Che cosa ne deduciamo? La volontà di arrivare a una soluzione di successo e sine qua non, per un ristorante gioiello, all’interno di una delle destinazioni più richieste del gruppo. Trovare l’equilibrio corretto e la persona che, con entusiasmo, passione e forma mentis, sia in grado di mettere in fila tanti tasselli di uno stesso puzzle è la sfida più grande. Non a caso l’esperienza, la guida e il peso di un Bottura saranno sicuramente di aiuto e speriamo, determinanti, per un cambiamento.
Anche in Sardegna, nel lussuoso e nuovo 7Pines Resort, la proposta food a bordo piscina è passata quest’anno, per la prima volta, al leggendario Franco Pepe.

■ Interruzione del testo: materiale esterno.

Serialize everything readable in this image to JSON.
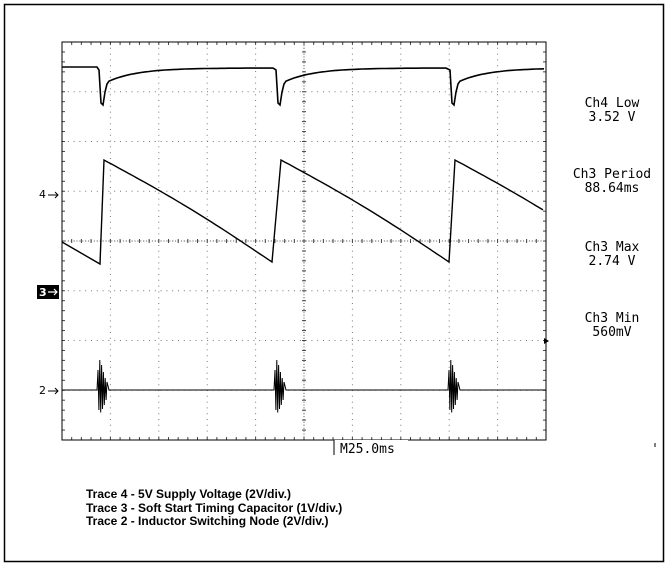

Dopo un inizio in sordina, con una proposta di quelle agili e «ideali per una pausa pranzo leggera», l’executive chef Pasquale d’Ambrosio ha creato un menu in collaborazione con uno dei migliori maestri internazionali della pizza. Un incontro inaspettato, ma delizioso, tra Casertano e Sardegna, che farà felici molti degli ospiti nazionali e internazionali.
Grandi cambiamenti anche per un’altra realtà veneziana, dove una delle proprietà VRetreats, il Ca’ Di Dio Hotel, si è conquistata la presenza di un porto sicuro come quello di Luigi Lionetti. Dopo diciotto anni trascorsi a casa, a Capri, lo chef ha lasciato il ristorante Le Monzù dello scenico Punta Tragara per una nuova, e totalmente inaspettata, destinazione. Giovane, entusiasta, con un sorriso pronto per tutti, Lionetti sta progressivamente prendendo confidenza con la Laguna e le sue dinamiche. Speriamo di andarlo presto a trovare per potervelo raccontare con più dettagli.
Periodo intenso anche per Viviana Varese, la chef salentina che ha da poco abbandonato la sua location storica di Piazza XXV Aprile a Milano, all’interno di Eataly, per spostarsi come executive presso Passalacqua Lake di Como. L’hotel, premiato come migliore hotel al mondo per la classifica 50Best Hotels (ma con solo una Chiave Michelin), ha scelto di puntare su di una proposta nuovamente italiana, golosa e generosa come solo la cucina di Viviana riesce ad essere. Un menu con piatti eleganti e puliti, senza il rischio di diventare ruffiani e pensati per un pubblico che in prevalenza è oggi straniero.
La volontà è quella di aprire sempre di più le porte delle strutture, farsi conoscere ai locali, agli italiani, agli amanti del bello e del dettaglio a prescindere dal loro essere di zona o meno, esperti o meno, giovani o meno. Sempre lei, in Sicilia, ha abbracciato il progetto del Resort Country House di Villadorata, struttura rurale di fine Ottocento, con anche azienda agricola e ventitré ettari di uliveti, mandorleti e agrumeti. Siamo nella Val di Noto, immersi nelle colline, e con un territorio carico di prodotti, storie, persone da raccontare e gustare.
Non c’è geografica che tenga, non ci sono confini da rispettare per cautela. La ristorazione negli hotel è tutto un altro affare, un altro lavoro, un altro commitment.